The islands of Tonga lie at the northern end of the Tonga-Kermadec trench, a great rift in the Earth’s crust deep beneath the Pacific.  It was a calm, sunny day on Vava’u, but far below us titanic forces were at work, melting the lower crust into magma and forcing it upward to burst free in a chain of volcanoes that stretches from Tonga more than a thousand miles south to the North Island of New Zealand. Where these volcanoes break the surface they form volcanic islands and provide a new habitat for tiny coral animals. And in turn the corals build extensive and exquisitely beautiful reefs, eventually adding a thick layer of their limestone skeletons atop the lava and ash of the volcano. As the pulses of heat and pressure from deep below come and go the islands rise and fall, creating new mountains, lifting reefs out of the sea and then drowning them again. 

Visiting Vava’u this morning we walked on an island formed completely from an ancient reef, raised more than 400 feet above the sea at its highest point. It was an amazing place to be—a coral covered mountaintop, covered in forest, home to a busy small town, tiny in the middle of an enormous ocean. Just like the coral, this thought underlay our day as we explored the island and met some of the friendly people living and working there. 

Some of us made a visit to an impressive botanical garden where we were shown around by its creator, a very energetic man who had made a lovely place from humble beginnings. We wandered through a beautiful parkland planted with many beautiful trees and shrubs, including some very fine vanilla beans, a plant that requires a great deal of time and careful hand management to produce it’s fragrant fruit. 

Others among us strolled out of town, along small quiet streets and then up a rather strangely built set of steep concrete steps, up to the high point of the island where we had a beautiful view over the town, the surrounding bays and the sea beyond. Along our way we encountered friendly locals who, even before we could ask, invited us to photograph them and their children. And on the final ascent, in the woods of Mount Talau National Park we saw some lovely birds, including the shy endemic Tongan Whistler. 

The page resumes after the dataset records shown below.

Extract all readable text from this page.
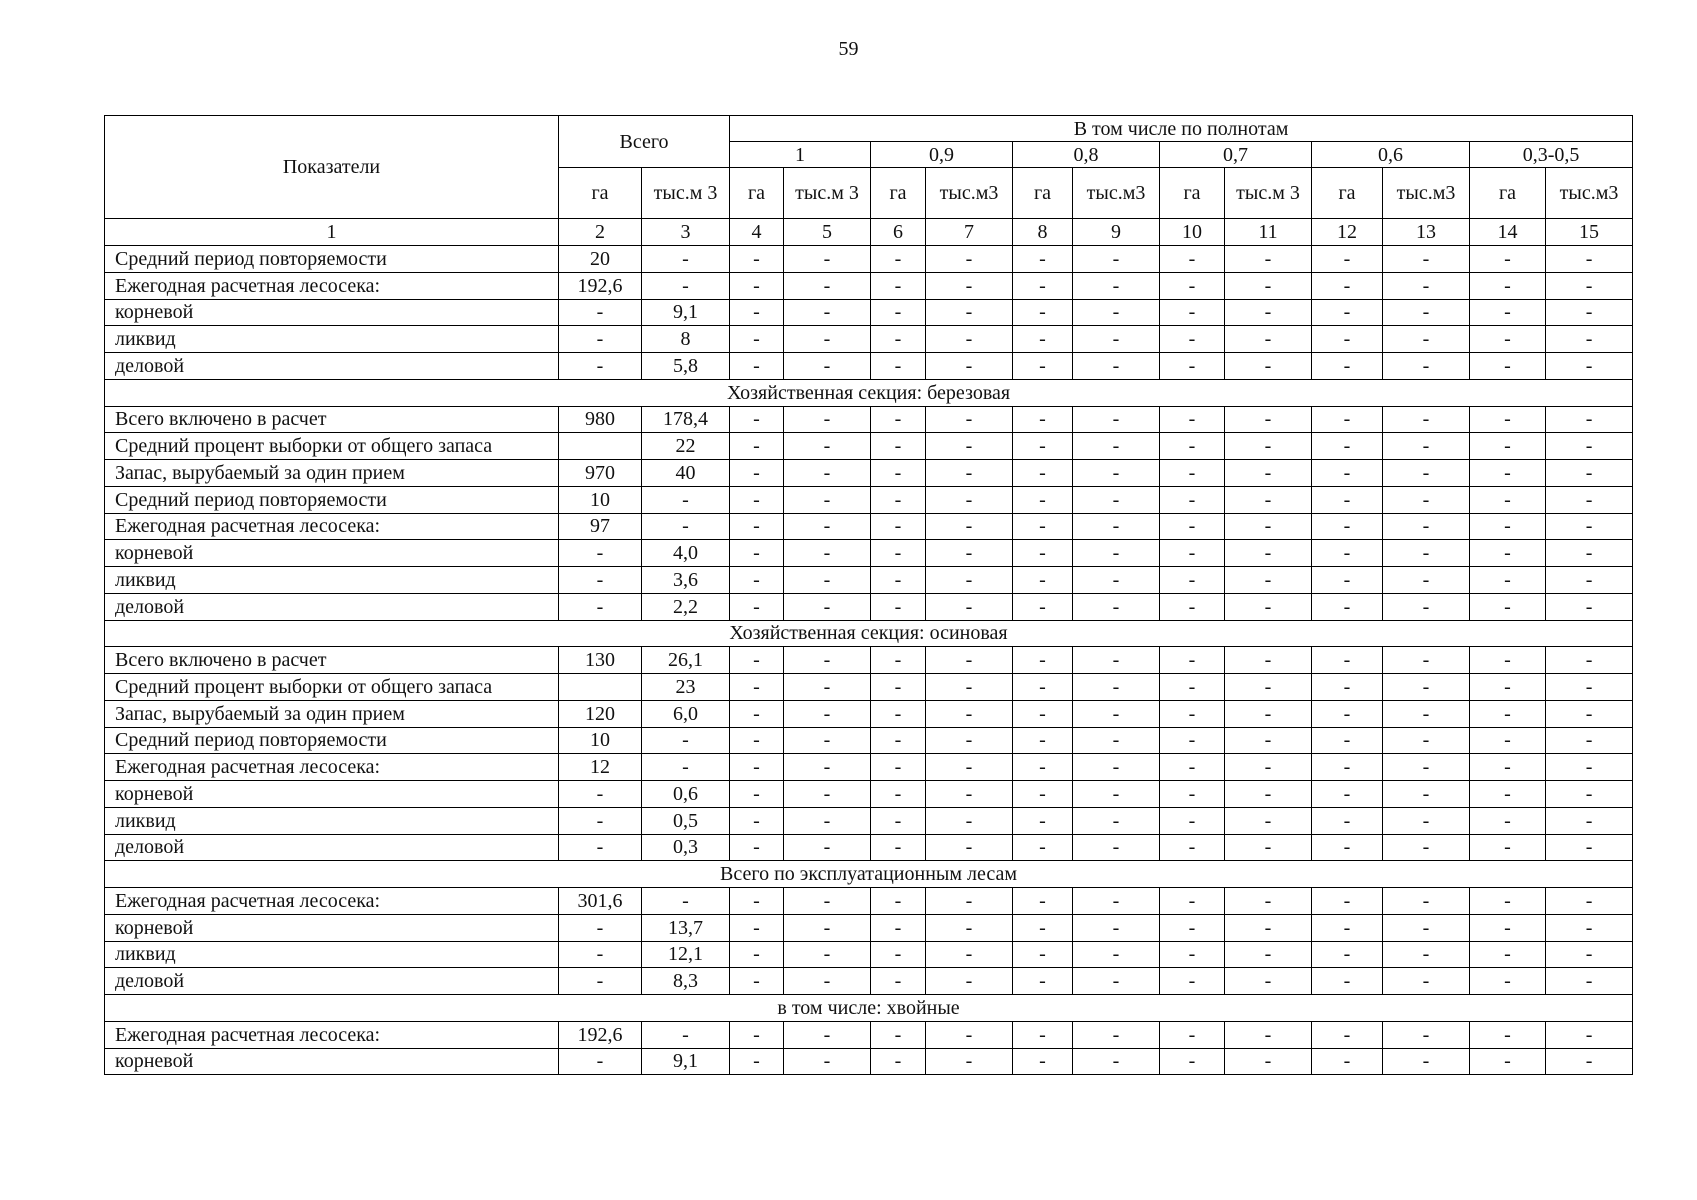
59
Показатели	Всего		В том числе по полнотам											
			1		0,9		0,8		0,7		0,6		0,3-0,5	
	га	тыс.м 3	га	тыс.м 3	га	тыс.м3	га	тыс.м3	га	тыс.м 3	га	тыс.м3	га	тыс.м3
1	2	3	4	5	6	7	8	9	10	11	12	13	14	15
Средний период повторяемости	20	-	-	-	-	-	-	-	-	-	-	-	-	-
Ежегодная расчетная лесосека:	192,6	-	-	-	-	-	-	-	-	-	-	-	-	-
корневой	-	9,1	-	-	-	-	-	-	-	-	-	-	-	-
ликвид	-	8	-	-	-	-	-	-	-	-	-	-	-	-
деловой	-	5,8	-	-	-	-	-	-	-	-	-	-	-	-
Хозяйственная секция: березовая														
Всего включено в расчет	980	178,4	-	-	-	-	-	-	-	-	-	-	-	-
Средний процент выборки от общего запаса		22	-	-	-	-	-	-	-	-	-	-	-	-
Запас, вырубаемый за один прием	970	40	-	-	-	-	-	-	-	-	-	-	-	-
Средний период повторяемости	10	-	-	-	-	-	-	-	-	-	-	-	-	-
Ежегодная расчетная лесосека:	97	-	-	-	-	-	-	-	-	-	-	-	-	-
корневой	-	4,0	-	-	-	-	-	-	-	-	-	-	-	-
ликвид	-	3,6	-	-	-	-	-	-	-	-	-	-	-	-
деловой	-	2,2	-	-	-	-	-	-	-	-	-	-	-	-
Хозяйственная секция: осиновая														
Всего включено в расчет	130	26,1	-	-	-	-	-	-	-	-	-	-	-	-
Средний процент выборки от общего запаса		23	-	-	-	-	-	-	-	-	-	-	-	-
Запас, вырубаемый за один прием	120	6,0	-	-	-	-	-	-	-	-	-	-	-	-
Средний период повторяемости	10	-	-	-	-	-	-	-	-	-	-	-	-	-
Ежегодная расчетная лесосека:	12	-	-	-	-	-	-	-	-	-	-	-	-	-
корневой	-	0,6	-	-	-	-	-	-	-	-	-	-	-	-
ликвид	-	0,5	-	-	-	-	-	-	-	-	-	-	-	-
деловой	-	0,3	-	-	-	-	-	-	-	-	-	-	-	-
Всего по эксплуатационным лесам														
Ежегодная расчетная лесосека:	301,6	-	-	-	-	-	-	-	-	-	-	-	-	-
корневой	-	13,7	-	-	-	-	-	-	-	-	-	-	-	-
ликвид	-	12,1	-	-	-	-	-	-	-	-	-	-	-	-
деловой	-	8,3	-	-	-	-	-	-	-	-	-	-	-	-
в том числе: хвойные														
Ежегодная расчетная лесосека:	192,6	-	-	-	-	-	-	-	-	-	-	-	-	-
корневой	-	9,1	-	-	-	-	-	-	-	-	-	-	-	-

In the afternoon the National Geographic Orion moved a few miles to a new anchorage off the little island of Nuku where we turned our eyes and our thoughts from the coral rock that built the islands to the living coral just beneath the surface of the sea. The Zodiacs brought us to a perfect beach of soft golden sand that fell into perfect turquoise water. The sea was full of life. We found small corals and bright fish close to the beach—a quick and easy swim—and huge isolated heads of coral further out in the deep blue water—a long swim but very rewarding for those with the energy to take it on. All of this made for a delightful afternoon and a nice contrast to our morning in town. Just when we felt that the day really couldn’t get any better ice cream bars appeared on the beach, compliments of Sam, our wonderful Maitre d’. 

Far below us furious magma flowed, all around us the vast sea rolled, and two small islands in the midst hosted us for a delight day in the Pacific.